My Name is Rachel Corrie
Young Vic, 6th October 2017
I have raved about actor Erin Doherty in the past. She was the lynchpin in the excellent ensemble for Jack Thorne’s Junkyard (Junkyard at the Rose Theatre review *****), and was unbearably poignant in Katherine Soper’s excellent debut play Wish List. I gather from the reviews that she is the best thing about the possibly misconceived The Divide, Alan Ayckbourn’s new play. I will make my own mind up when it comes to the Old Vic.
Ms Doherty seems to have that rare ability of making an immediate emotional connection to an audience. There are plenty of other qualities that the best stage actors possess and I get that sometimes we may not need, or want, that emotional connection to the actors on stage, depending on the play, but when we do, it is genuinely thrilling and quite rare in my experience.
My Name is Rachel Corrie premiered at the Royal Court Theatre in 2005, and has popped up around the world ever since.
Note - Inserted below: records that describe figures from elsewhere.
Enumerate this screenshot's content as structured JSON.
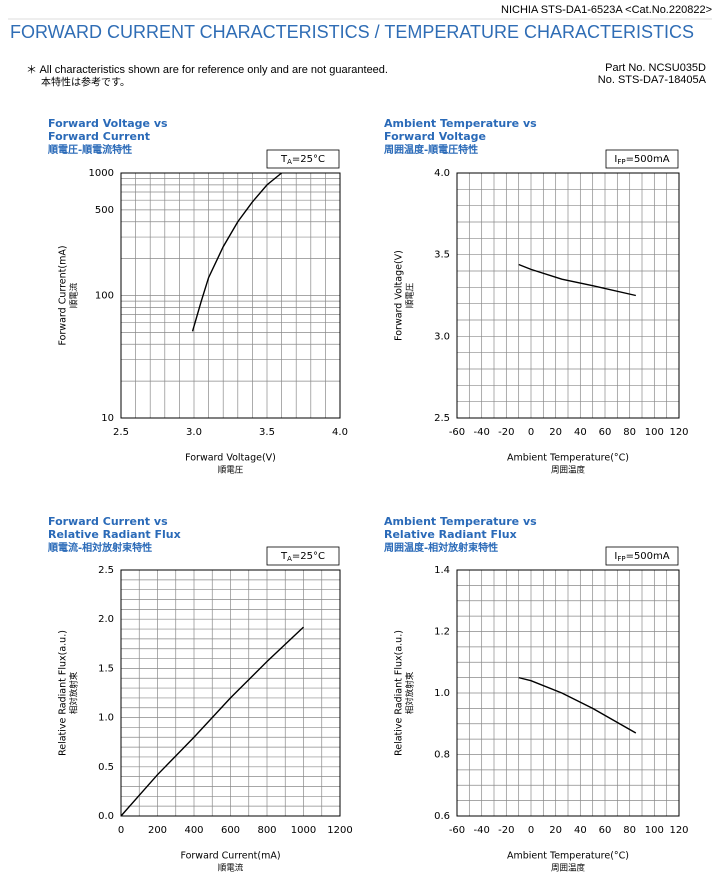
{
  "header": {
    "doc_id": "NICHIA STS-DA1-6523A <Cat.No.220822>",
    "title": "FORWARD CURRENT CHARACTERISTICS / TEMPERATURE CHARACTERISTICS",
    "note": "＊ All characteristics shown are for reference only and are not guaranteed.",
    "note_jp": "本特性は参考です。",
    "part_no": "Part No. NCSU035D",
    "spec_no": "No. STS-DA7-18405A"
  },
  "chart_data": [
    {
      "type": "line",
      "title": [
        "Forward Voltage vs",
        "Forward Current"
      ],
      "title_jp": "順電圧-順電流特性",
      "condition": {
        "main": "T",
        "sub": "A",
        "rest": "=25°C"
      },
      "x_label": "Forward Voltage(V)",
      "x_label_jp": "順電圧",
      "y_label": "Forward Current(mA)",
      "y_label_jp": "順電流",
      "x": [
        2.99,
        3.05,
        3.1,
        3.2,
        3.3,
        3.4,
        3.5,
        3.6
      ],
      "values": [
        51,
        90,
        140,
        250,
        400,
        580,
        800,
        1000
      ],
      "color": "#000000",
      "xlim": [
        2.5,
        4.0
      ],
      "xticks": [
        2.5,
        {
          "value": 3,
          "label": "3.0"
        },
        3.5,
        {
          "value": 4,
          "label": "4.0"
        }
      ],
      "xminor": [
        2.6,
        2.7,
        2.8,
        2.9,
        3.1,
        3.2,
        3.3,
        3.4,
        3.6,
        3.7,
        3.8,
        3.9
      ],
      "ylim": [
        10,
        1000
      ],
      "yscale": "log",
      "yticks": [
        10,
        100,
        500,
        1000
      ],
      "yminor": [
        20,
        30,
        40,
        50,
        60,
        70,
        80,
        90,
        200,
        300,
        400,
        600,
        700,
        800,
        900
      ],
      "grid": true
    },
    {
      "type": "line",
      "title": [
        "Ambient Temperature vs",
        "Forward Voltage"
      ],
      "title_jp": "周囲温度-順電圧特性",
      "condition": {
        "main": "I",
        "sub": "FP",
        "rest": "=500mA"
      },
      "x_label": "Ambient Temperature(°C)",
      "x_label_jp": "周囲温度",
      "y_label": "Forward Voltage(V)",
      "y_label_jp": "順電圧",
      "x": [
        -10,
        0,
        25,
        50,
        85
      ],
      "values": [
        3.44,
        3.41,
        3.35,
        3.31,
        3.25
      ],
      "color": "#000000",
      "xlim": [
        -60,
        120
      ],
      "xticks": [
        -60,
        -40,
        -20,
        0,
        20,
        40,
        60,
        80,
        100,
        120
      ],
      "xminor": [
        -50,
        -30,
        -10,
        10,
        30,
        50,
        70,
        90,
        110
      ],
      "ylim": [
        2.5,
        4.0
      ],
      "yticks": [
        2.5,
        {
          "value": 3,
          "label": "3.0"
        },
        3.5,
        {
          "value": 4,
          "label": "4.0"
        }
      ],
      "yminor": [
        2.6,
        2.7,
        2.8,
        2.9,
        3.1,
        3.2,
        3.3,
        3.4,
        3.6,
        3.7,
        3.8,
        3.9
      ],
      "grid": true
    },
    {
      "type": "line",
      "title": [
        "Forward Current vs",
        "Relative Radiant Flux"
      ],
      "title_jp": "順電流-相対放射束特性",
      "condition": {
        "main": "T",
        "sub": "A",
        "rest": "=25°C"
      },
      "x_label": "Forward Current(mA)",
      "x_label_jp": "順電流",
      "y_label": "Relative Radiant Flux(a.u.)",
      "y_label_jp": "相対放射束",
      "x": [
        0,
        200,
        400,
        600,
        800,
        1000
      ],
      "values": [
        0,
        0.42,
        0.8,
        1.2,
        1.57,
        1.92
      ],
      "color": "#000000",
      "xlim": [
        0,
        1200
      ],
      "xticks": [
        0,
        200,
        400,
        600,
        800,
        1000,
        1200
      ],
      "xminor": [
        100,
        300,
        500,
        700,
        900,
        1100
      ],
      "ylim": [
        0,
        2.5
      ],
      "yticks": [
        {
          "value": 0,
          "label": "0.0"
        },
        0.5,
        {
          "value": 1,
          "label": "1.0"
        },
        1.5,
        {
          "value": 2,
          "label": "2.0"
        },
        2.5
      ],
      "yminor": [
        0.1,
        0.2,
        0.3,
        0.4,
        0.6,
        0.7,
        0.8,
        0.9,
        1.1,
        1.2,
        1.3,
        1.4,
        1.6,
        1.7,
        1.8,
        1.9,
        2.1,
        2.2,
        2.3,
        2.4
      ],
      "grid": true
    },
    {
      "type": "line",
      "title": [
        "Ambient Temperature vs",
        "Relative Radiant Flux"
      ],
      "title_jp": "周囲温度-相対放射束特性",
      "condition": {
        "main": "I",
        "sub": "FP",
        "rest": "=500mA"
      },
      "x_label": "Ambient Temperature(°C)",
      "x_label_jp": "周囲温度",
      "y_label": "Relative Radiant Flux(a.u.)",
      "y_label_jp": "相対放射束",
      "x": [
        -10,
        0,
        25,
        50,
        85
      ],
      "values": [
        1.05,
        1.04,
        1.0,
        0.95,
        0.87
      ],
      "color": "#000000",
      "xlim": [
        -60,
        120
      ],
      "xticks": [
        -60,
        -40,
        -20,
        0,
        20,
        40,
        60,
        80,
        100,
        120
      ],
      "xminor": [
        -50,
        -30,
        -10,
        10,
        30,
        50,
        70,
        90,
        110
      ],
      "ylim": [
        0.6,
        1.4
      ],
      "yticks": [
        0.6,
        0.8,
        {
          "value": 1,
          "label": "1.0"
        },
        1.2,
        1.4
      ],
      "yminor": [
        0.65,
        0.7,
        0.75,
        0.85,
        0.9,
        0.95,
        1.05,
        1.1,
        1.15,
        1.25,
        1.3,
        1.35
      ],
      "grid": true
    }
  ]
}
It was written by the generous Alan Rickman together with Katharine Viner, now editor in chief of the Guardian (she is the one who begs you for a contribution if you read the Guardian content online – just pay up if you don’t want the digital world to end up full of crap content provided by idiots like me). It is based on the diaries, journals and e-mails of Rachel Corrie, an activist who was killed in contentious circumstances in the Gaza Strip when protesting the demolition of the home of a Palestinian family.
Ms Corrie was clearly a young woman of immense talent and passion. Her parents, who Ms Doherty sketches with great skill, her education and her location in liberal Washington state (“a place for hippie kids”), combined to create a world view that she determined to explore through action and not just words. Her writings reveal a woman who was anything but dull and worthy, they are shot through with poetry, humour and self-awareness. She was also no political ingenue, as some might have you believe, and constantly questioned her views and the legitimacy and value of her protest. She did have a strong view on the plight of Palestinians, which deepened with engagement after she joined the International Solidarity Movement, and this is fully exposed in the play, which also has little truck with the Israeli view of her death as an “accident”. This firm, but remember still personal stance, is what has led to continued complaints about the content of the play by Israeli advocate organisations.
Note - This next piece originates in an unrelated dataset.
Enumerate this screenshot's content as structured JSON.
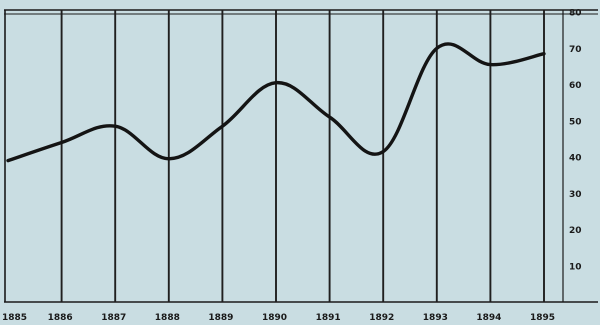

I found the passages from Ms Corrie’s precocious early life (“everyone must feel safe”), and from the days before her death, most intense, as she seemed to determine how and why her life, and possible death, would have an impact. The last e-mail home sums it all up. The need to get things done, made transparent in her constant list writing, and to get others to listen, pervades Ms Doherty’s energetic performance. The set design from Sophie Thomas is minimal, just a wooden wall, with a handful of props. Ms Doherty even gets to change some of Joe Price’s blunt lighting design. Kieran Lucas’s sound design is equally direct. Wisely then, director Josh Roche, who chose to stage this play as the winner of 2017 JMK Award, leaves his actor alone to find Ms Corrie’s voice. Which she does. Brilliantly.
I don’t know how sympathetic Ms Doherty is to the message of the play, nor do I care. She is an actor. It is her job. But I do think she had real sympathy for her character which informed her impassioned performance. I await her next role (after the aforementioned Divide) with real interest.